Education Secretary Michael Gove was accused today of wasting millions of pounds of public money on “pet projects which do not benefit pupils”.

Labour said that, according to its figures, the Government had spent at least £2.3 million on free schools which it claimed were either not opening, or lack support.

The Government immediately refuted the accusation, insisting it would "never gamble with the future of our children" and that the figures had been "grossly exaggerated".

Free schools "are overwhelmingly popular" with parents and are opening quicker, and more cheaply than previous school schemes, the Department for Education (DfE) said.

In a letter to Mr Gove, shadow education secretary Stephen Twigg said: "I hope you will agree that it is imperative to ensure that every penny of taxpayers' money is wisely spent.

"While families in Britain are feeling the squeeze brought about by the double-dip recession, it is surely right that the Government spends their money in a responsible manner.

"You said in May this year that 'I have been determined to use the capital funding at my disposal to best effect, seeking value for money and efficiency from every pound spent'.

"I cannot see how you can justify this claim, when it emerges that millions of pounds of public money have been wasted by your Department on schools which either failed to open or lack local support from parents."

Mr Twigg said Labour's own figures suggest that "at least £2.3 million has been wasted on pet projects".

The letter cites the One In A Million Free School in Bradford, West Yorkshire, Beccles Free School in Suffolk, and the Riverdale Primary School in west London.
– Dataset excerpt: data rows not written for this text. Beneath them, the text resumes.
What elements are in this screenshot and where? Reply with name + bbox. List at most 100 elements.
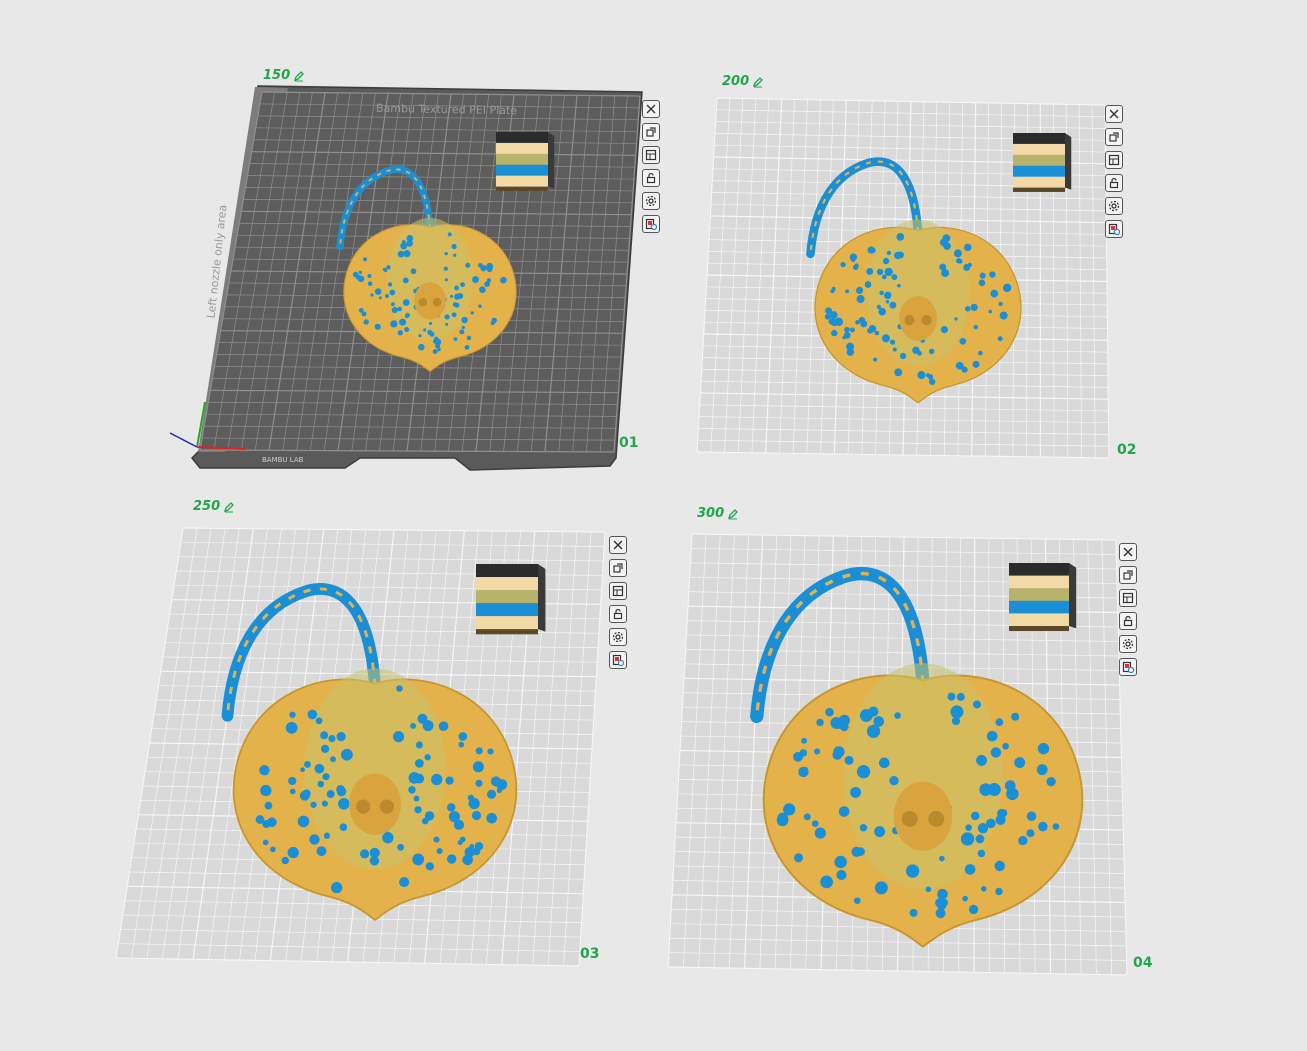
lock-button[interactable] — [642, 169, 660, 187]
stingray-spot — [424, 811, 435, 821]
stingray-spot — [323, 832, 331, 839]
slice-plate-icon — [1108, 223, 1120, 235]
stingray-spot — [404, 314, 410, 319]
stingray-spot — [889, 776, 899, 786]
stingray-spot — [886, 250, 892, 256]
stingray-spot — [899, 352, 907, 360]
stingray-spot — [412, 853, 425, 866]
stingray-spot — [976, 754, 987, 766]
stingray-spot — [461, 316, 468, 324]
slice-plate-button[interactable] — [642, 215, 660, 233]
stingray-spot — [1038, 821, 1048, 832]
stingray-spot — [309, 834, 320, 845]
close-icon — [1109, 109, 1119, 119]
stingray-spot — [860, 320, 868, 328]
stingray-spot — [836, 869, 847, 881]
stingray-spot — [475, 747, 483, 755]
stingray-body-shade — [304, 668, 446, 870]
auto-orient-icon — [1109, 132, 1119, 142]
stingray-spot — [971, 811, 980, 821]
stingray-spot — [402, 277, 409, 284]
close-button[interactable] — [642, 100, 660, 118]
cube-base — [1013, 187, 1065, 192]
settings-button[interactable] — [1105, 197, 1123, 215]
lock-button[interactable] — [1105, 174, 1123, 192]
settings-button[interactable] — [1119, 635, 1137, 653]
plate-number: 03 — [580, 946, 600, 962]
stingray-spot — [1018, 835, 1028, 846]
close-button[interactable] — [1105, 105, 1123, 123]
cube-band — [1009, 613, 1069, 627]
close-button[interactable] — [1119, 543, 1137, 561]
auto-orient-button[interactable] — [1119, 566, 1137, 584]
stingray-spot — [486, 278, 492, 283]
stingray-spot — [970, 303, 978, 312]
stingray-spot — [424, 754, 431, 761]
stingray-spot — [917, 371, 926, 380]
settings-icon — [612, 631, 624, 643]
slice-plate-icon — [645, 218, 657, 230]
stingray-spot — [954, 317, 958, 321]
stingray-eye — [418, 297, 428, 307]
stingray-spot — [881, 274, 887, 280]
stingray-spot — [850, 786, 862, 798]
auto-orient-button[interactable] — [642, 123, 660, 141]
stingray-spot — [986, 730, 998, 742]
stingray-spot — [849, 327, 855, 333]
cube-band — [496, 164, 548, 177]
stingray-spot — [856, 847, 865, 856]
stingray-spot — [814, 748, 821, 755]
stingray-spot — [403, 250, 411, 258]
arrange-button[interactable] — [1105, 151, 1123, 169]
stingray-spot — [425, 862, 434, 871]
stingray-spot — [811, 820, 819, 827]
slice-plate-button[interactable] — [1119, 658, 1137, 676]
stingray-spot — [892, 347, 897, 352]
auto-orient-button[interactable] — [609, 559, 627, 577]
arrange-button[interactable] — [1119, 589, 1137, 607]
auto-orient-button[interactable] — [1105, 128, 1123, 146]
stingray-spot — [1036, 764, 1048, 776]
stingray-spot — [369, 847, 380, 858]
settings-button[interactable] — [642, 192, 660, 210]
stingray-spot — [838, 806, 850, 817]
stingray-spot — [844, 326, 850, 333]
stingray-spot — [479, 286, 486, 293]
cube-side — [1069, 563, 1077, 629]
cube-band — [1009, 600, 1069, 614]
stingray-spot — [471, 810, 482, 821]
plate-number: 04 — [1133, 955, 1153, 971]
stingray-spot — [935, 908, 946, 919]
lock-icon — [1109, 177, 1119, 189]
stingray-spot — [856, 295, 865, 304]
lock-icon — [646, 172, 656, 184]
slice-plate-icon — [1122, 661, 1134, 673]
stingray-spot — [928, 348, 935, 355]
arrange-button[interactable] — [642, 146, 660, 164]
stingray-spot — [304, 761, 311, 768]
stingray-spot — [1037, 742, 1050, 755]
stingray-spot — [401, 240, 406, 245]
stingray-spot — [867, 246, 875, 254]
stingray-spot — [937, 888, 948, 900]
settings-button[interactable] — [609, 628, 627, 646]
stingray-spot — [406, 234, 414, 242]
arrange-button[interactable] — [609, 582, 627, 600]
stingray-spot — [995, 887, 1003, 896]
lock-button[interactable] — [609, 605, 627, 623]
lock-button[interactable] — [1119, 612, 1137, 630]
stingray-spot — [777, 812, 789, 824]
slice-plate-button[interactable] — [609, 651, 627, 669]
stingray-spot — [868, 706, 879, 717]
stingray-spot — [417, 713, 428, 724]
stingray-spot — [1006, 787, 1019, 801]
stingray-spot — [480, 265, 487, 272]
stingray-spot — [490, 320, 495, 326]
stingray-spot — [846, 342, 855, 351]
cube-side — [548, 132, 555, 189]
slice-plate-button[interactable] — [1105, 220, 1123, 238]
stingray-spot — [889, 304, 894, 308]
close-icon — [646, 104, 656, 114]
close-button[interactable] — [609, 536, 627, 554]
slice-plate-icon — [612, 654, 624, 666]
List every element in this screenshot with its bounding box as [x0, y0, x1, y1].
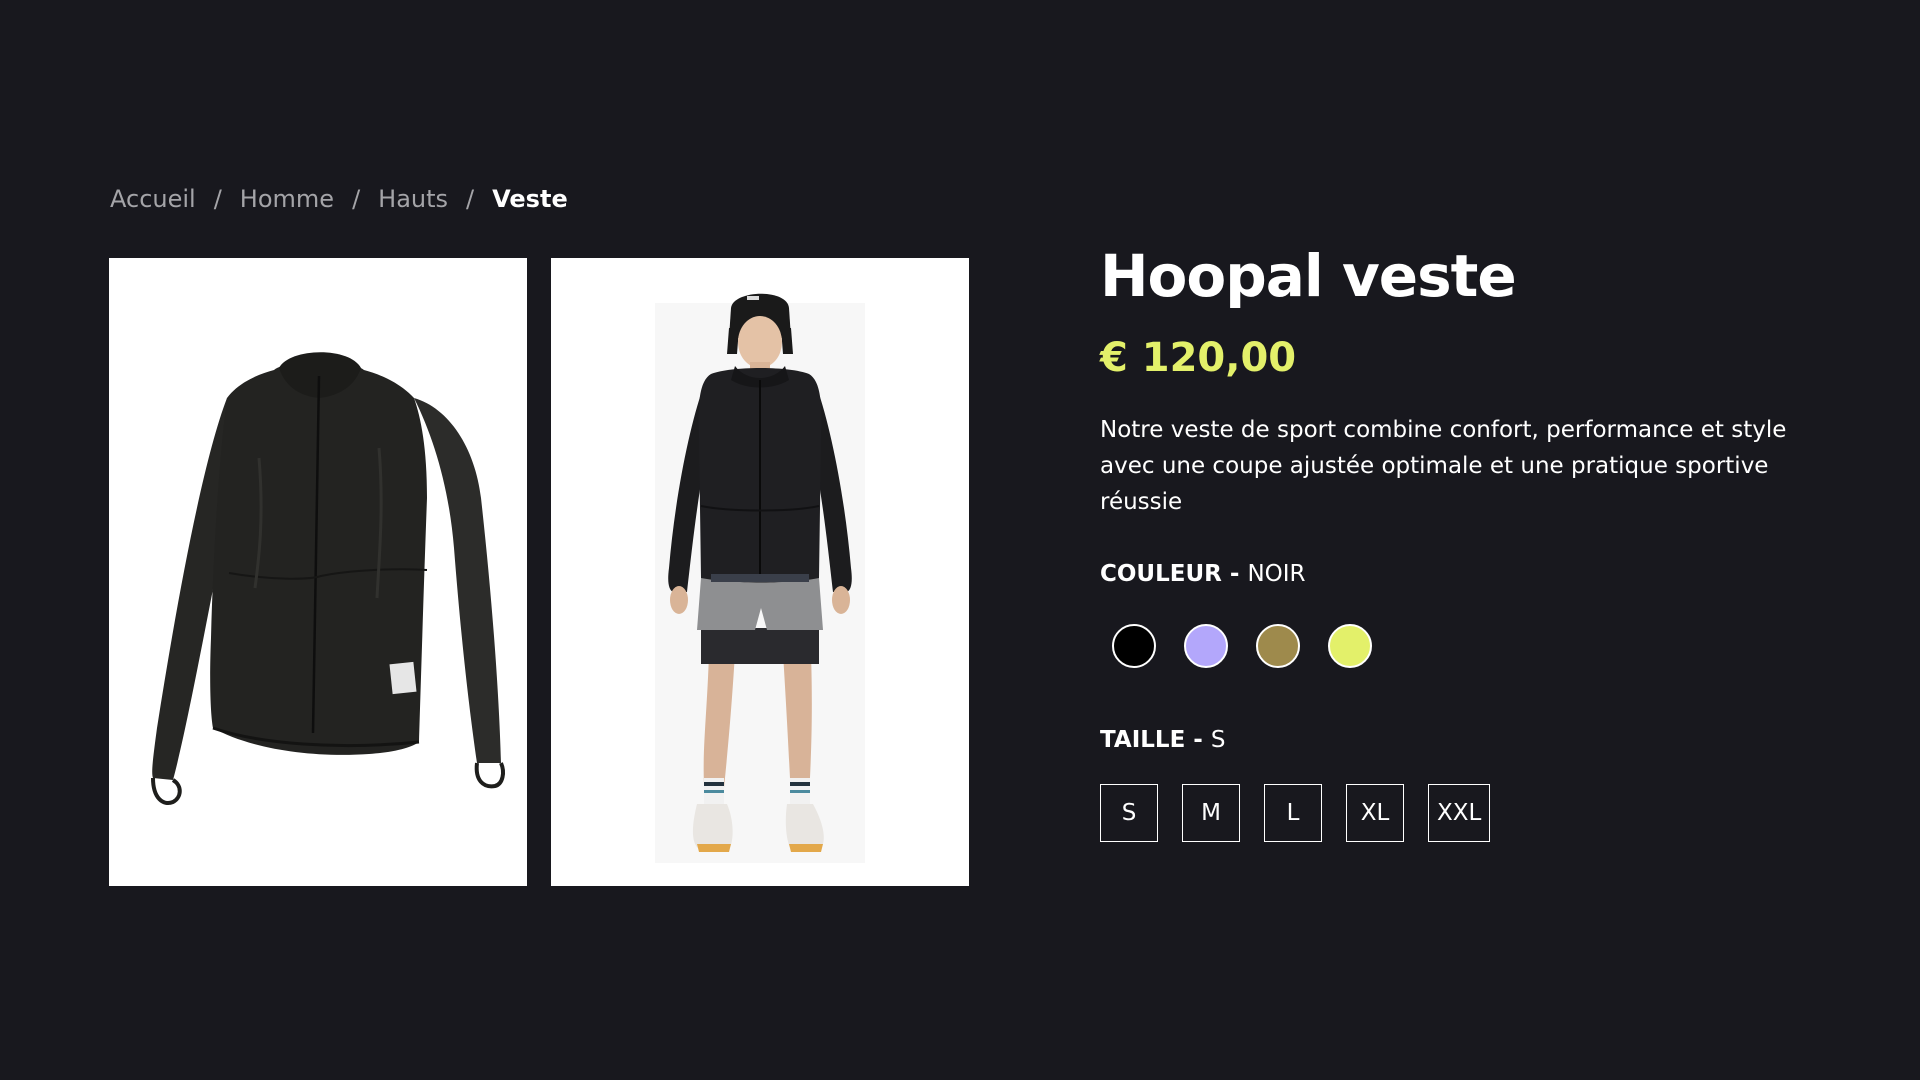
breadcrumb-separator: /	[213, 185, 222, 213]
breadcrumb: Accueil / Homme / Hauts / Veste	[110, 183, 568, 215]
color-swatch-lime[interactable]	[1328, 624, 1372, 668]
breadcrumb-item-accueil[interactable]: Accueil	[110, 183, 196, 215]
breadcrumb-current: Veste	[492, 185, 568, 213]
breadcrumb-separator: /	[352, 185, 361, 213]
model-wearing-jacket-photo	[551, 258, 969, 886]
color-swatch-khaki[interactable]	[1256, 624, 1300, 668]
size-button-xl[interactable]: XL	[1346, 784, 1404, 842]
size-option-value: S	[1210, 727, 1226, 753]
product-image-model[interactable]	[551, 258, 969, 886]
size-option-key: TAILLE -	[1100, 727, 1211, 753]
color-swatch-lavender[interactable]	[1184, 624, 1228, 668]
color-option-key: COULEUR -	[1100, 561, 1248, 587]
size-button-s[interactable]: S	[1100, 784, 1158, 842]
breadcrumb-item-homme[interactable]: Homme	[240, 183, 334, 215]
product-info: Hoopal veste € 120,00 Notre veste de spo…	[1100, 240, 1840, 842]
product-price: € 120,00	[1100, 335, 1297, 381]
product-image-jacket[interactable]	[109, 258, 527, 886]
color-option-value: NOIR	[1247, 561, 1306, 587]
breadcrumb-separator: /	[466, 185, 475, 213]
color-swatch-black[interactable]	[1112, 624, 1156, 668]
jacket-product-photo	[109, 258, 527, 886]
color-swatches	[1100, 624, 1840, 668]
product-description: Notre veste de sport combine confort, pe…	[1100, 417, 1787, 515]
size-button-xxl[interactable]: XXL	[1428, 784, 1491, 842]
color-option-label: COULEUR - NOIR	[1100, 558, 1840, 590]
size-selector: S M L XL XXL	[1100, 784, 1840, 842]
product-title: Hoopal veste	[1100, 242, 1517, 310]
size-button-l[interactable]: L	[1264, 784, 1322, 842]
product-page: Accueil / Homme / Hauts / Veste Hoopal v…	[0, 0, 1920, 1080]
size-option-label: TAILLE - S	[1100, 724, 1840, 756]
size-button-m[interactable]: M	[1182, 784, 1240, 842]
breadcrumb-item-hauts[interactable]: Hauts	[378, 183, 448, 215]
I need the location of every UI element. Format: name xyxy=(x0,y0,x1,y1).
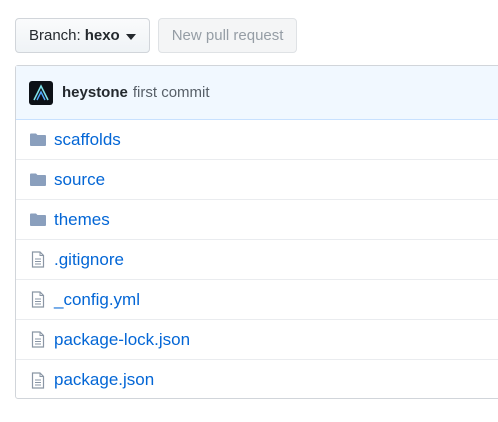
file-icon xyxy=(28,291,48,309)
latest-commit-bar: heystone first commit xyxy=(16,66,498,120)
file-name-link[interactable]: _config.yml xyxy=(54,290,140,310)
folder-icon xyxy=(28,211,48,229)
folder-icon xyxy=(28,131,48,149)
folder-icon xyxy=(28,171,48,189)
file-list: heystone first commit scaffolds source t… xyxy=(15,65,498,399)
file-row: scaffolds xyxy=(16,120,498,160)
new-pull-request-label: New pull request xyxy=(171,27,284,44)
file-icon xyxy=(28,331,48,349)
new-pull-request-button[interactable]: New pull request xyxy=(157,18,298,53)
file-name-link[interactable]: package.json xyxy=(54,370,154,390)
commit-message[interactable]: first commit xyxy=(133,84,210,101)
branch-name-label: hexo xyxy=(84,27,120,44)
repo-toolbar: Branch: hexo New pull request xyxy=(15,18,298,53)
file-name-link[interactable]: package-lock.json xyxy=(54,330,190,350)
file-name-link[interactable]: source xyxy=(54,170,105,190)
file-name-link[interactable]: themes xyxy=(54,210,110,230)
file-icon xyxy=(28,251,48,269)
file-name-link[interactable]: .gitignore xyxy=(54,250,124,270)
caret-down-icon xyxy=(125,33,136,40)
file-row: themes xyxy=(16,200,498,240)
branch-select-button[interactable]: Branch: hexo xyxy=(15,18,150,53)
file-row: .gitignore xyxy=(16,240,498,280)
file-row: _config.yml xyxy=(16,280,498,320)
avatar-logo-icon xyxy=(33,83,49,100)
avatar[interactable] xyxy=(29,80,53,105)
file-row: package.json xyxy=(16,360,498,400)
file-icon xyxy=(28,371,48,389)
branch-prefix-label: Branch: xyxy=(29,27,81,44)
file-row: source xyxy=(16,160,498,200)
file-name-link[interactable]: scaffolds xyxy=(54,130,121,150)
file-row: package-lock.json xyxy=(16,320,498,360)
commit-author[interactable]: heystone xyxy=(62,84,128,101)
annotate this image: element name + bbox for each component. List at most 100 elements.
It was revealed earlier this week that the Government had decided to withdraw funding for the One In A Million school just a week before it was due to open.

A decision is still to be taken on whether the charity-run school will open next year instead.

The Riverdale Primary School is now not opening.

In June it emerged that Beccles Free School, which is scheduled to open this autumn, had received just 37 applications for 162 places, although the DfE said it now has 68 pupils.

In his letter, Mr Twigg claimed that £2 million has been spent on Beccles.

Mr Twigg also claimed that "a number of free school projects have collapsed, but it is unclear how much was spent on these projects".

He cited the Chorley Career and Sixth Form Academy, Rotherham Central Free School in South Yorkshire and the Newham Free Academy in east London.

The DfE said that early decisions had been taken to not go ahead with these three projects, and that no capital had been spent on the Rotherham and Newham schools.

Mr Twigg asked Mr Gove in his letter to explain how many of the free schools originally expected to open this September will open as planned, how much money has been spent in total, and individually, on free schools that will not open next month, and the reasons for projects collapsing.

A DfE spokeswoman said: "These figures are grossly exaggerated. Beccles Free School will open as planned this September with 68 pupils, and One In A Million Free School is considering deferring until next year.

"The truth is free schools are opening more quickly and have been delivered more cheaply than previous schemes. Free schools are also proving overwhelmingly popular with parents - the vast majority of those opened in 2011 are already full.

"We will never gamble with the future of our children and make no apologies for setting high standards. We would never allow a free school to open which didn't satisfy the needs of the local community and meet our strict criteria."

A spokesman for Mr Gove added: "Stephen Twigg's effort is back- of-the-envelope stuff that doesn't stack up.

"Beccles Free School actually has double as many pupils as he claims which he could have found out by simply Googling.

"The real scandal is the millions upon millions the Labour government wasted on Building Schools For The Future, which Twigg himself has admitted didn't deliver value for money."

As of October last year, 79 free schools and university technical colleges (UTC) had been approved to open from this September onwards.